Terkait gugatan yang diajukan kepada OJK, dia memandang otoritas keuangan ini lalai dalam menjalankan tugasnya seperti yang tercantum dalam Pasal 4 huruf A UU No. 21/2011 tentang Otoritas Jasa Keuangan.
"OJK tidak pernah sekalipun memberikan surat atas pemblokiran yang dilakukannya terhadap rekening efek dan reksadana milik WanaArtha," katanya.
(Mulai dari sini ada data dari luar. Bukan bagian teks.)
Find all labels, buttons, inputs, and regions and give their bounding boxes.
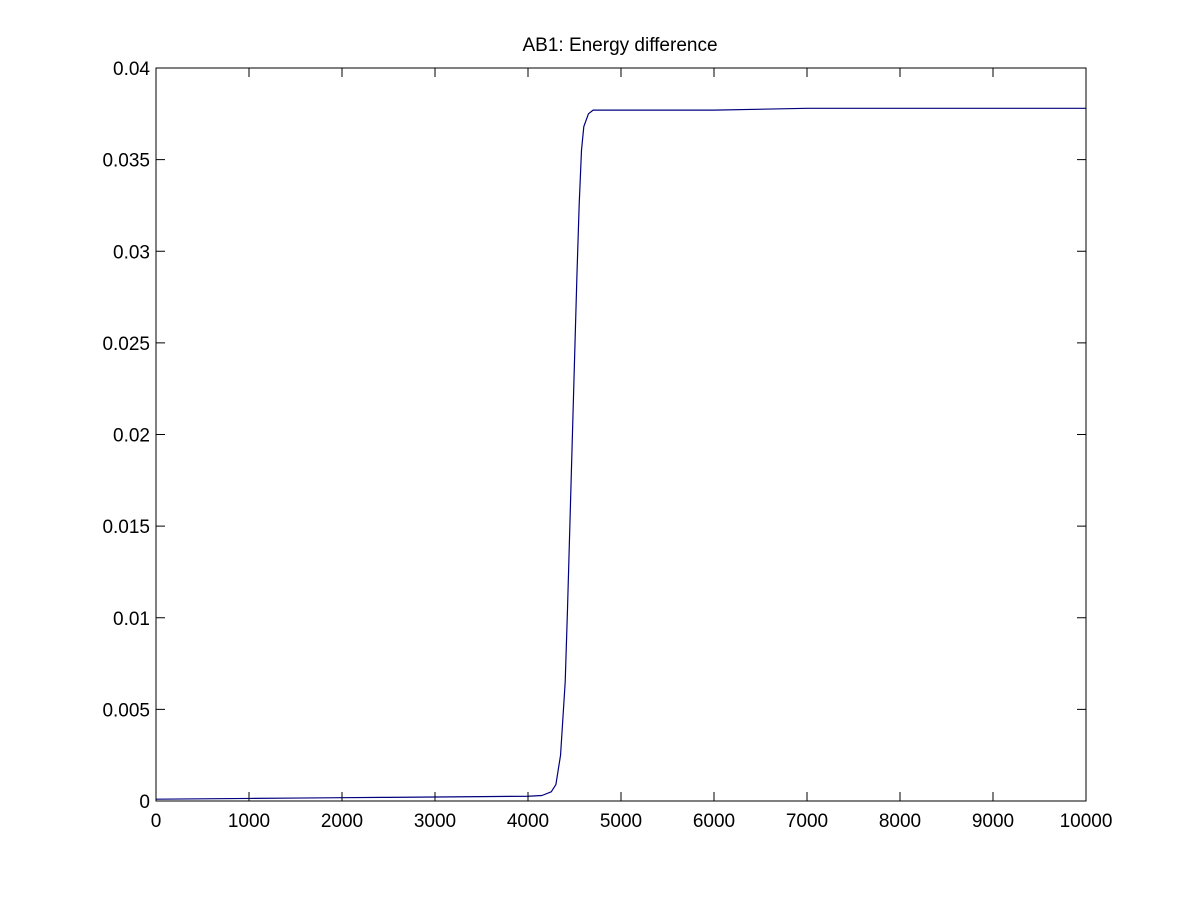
y-tick-label: 0.025 [102,334,150,355]
y-tick-label: 0.04 [113,59,150,80]
x-tick-label: 5000 [600,811,642,832]
x-tick-label: 1000 [228,811,270,832]
x-tick-label: 7000 [786,811,828,832]
x-tick-label: 4000 [507,811,549,832]
y-tick-label: 0.035 [102,151,150,172]
y-tick-label: 0.03 [113,242,150,263]
x-tick-label: 0 [151,811,162,832]
x-tick-label: 2000 [321,811,363,832]
y-tick-label: 0.01 [113,609,150,630]
y-tick-label: 0.015 [102,517,150,538]
y-tick-label: 0.02 [113,426,150,447]
x-tick-label: 10000 [1060,811,1113,832]
x-tick-label: 9000 [972,811,1014,832]
chart-title: AB1: Energy difference [522,35,717,56]
x-tick-label: 6000 [693,811,735,832]
plot-area: 0 1000 2000 3000 4000 5000 6000 7000 8000 9000 100… [102,59,1112,832]
y-tick-label: 0 [139,792,150,813]
series-line-0 [155,107,1086,800]
y-tick-label: 0.005 [102,700,150,721]
x-tick-label: 3000 [414,811,456,832]
x-tick-label: 8000 [879,811,921,832]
Selain itu, KSEI juga dipandang lalai dalam menjalankan tugasnya sesuai yang tercantum dalam Pasal 13 Peraturan Pemerintah Nomor 73 Tahun 1992 jo Pasal 5 ayat (2) Peraturan Otoritas Jasa Keuangan Nomor 71/POJK.05/2016. Padahal investasi yang dilakukan oleh WAL tidak termasuk dalam katagori yang dilarang ataupun melawan hukum.
Dalam tuntutannya, para penggugat yang adalah PP dalam gugatan CA berupa pembukaan sita dan ganti kerugian material sesuai nilai polis dan potensi kerugian berupa pembayaran manfaat yang tidak diterima akibat penyitaan sampai dengan sita dibuka serta tuntutan imaterial senilai Rp 100 juta untuk setiap pemegang polis Wanaartha.
Dimintai keterangan secara terpisah Dirut Wana Artha Life Janes Y. Matulatuwa mengungkapkan perusahaan tetap menghormati langkah CA yang dilakukan oleh para PP karena adalah hak yang dilindungi UU. "Class action yang dilakukan oleh para Pemegang Polis adalah hak hukum mereka. Kami menghormati dan menyerahkan ini kepada proses hukum yang sedang berjalan," ujarnya.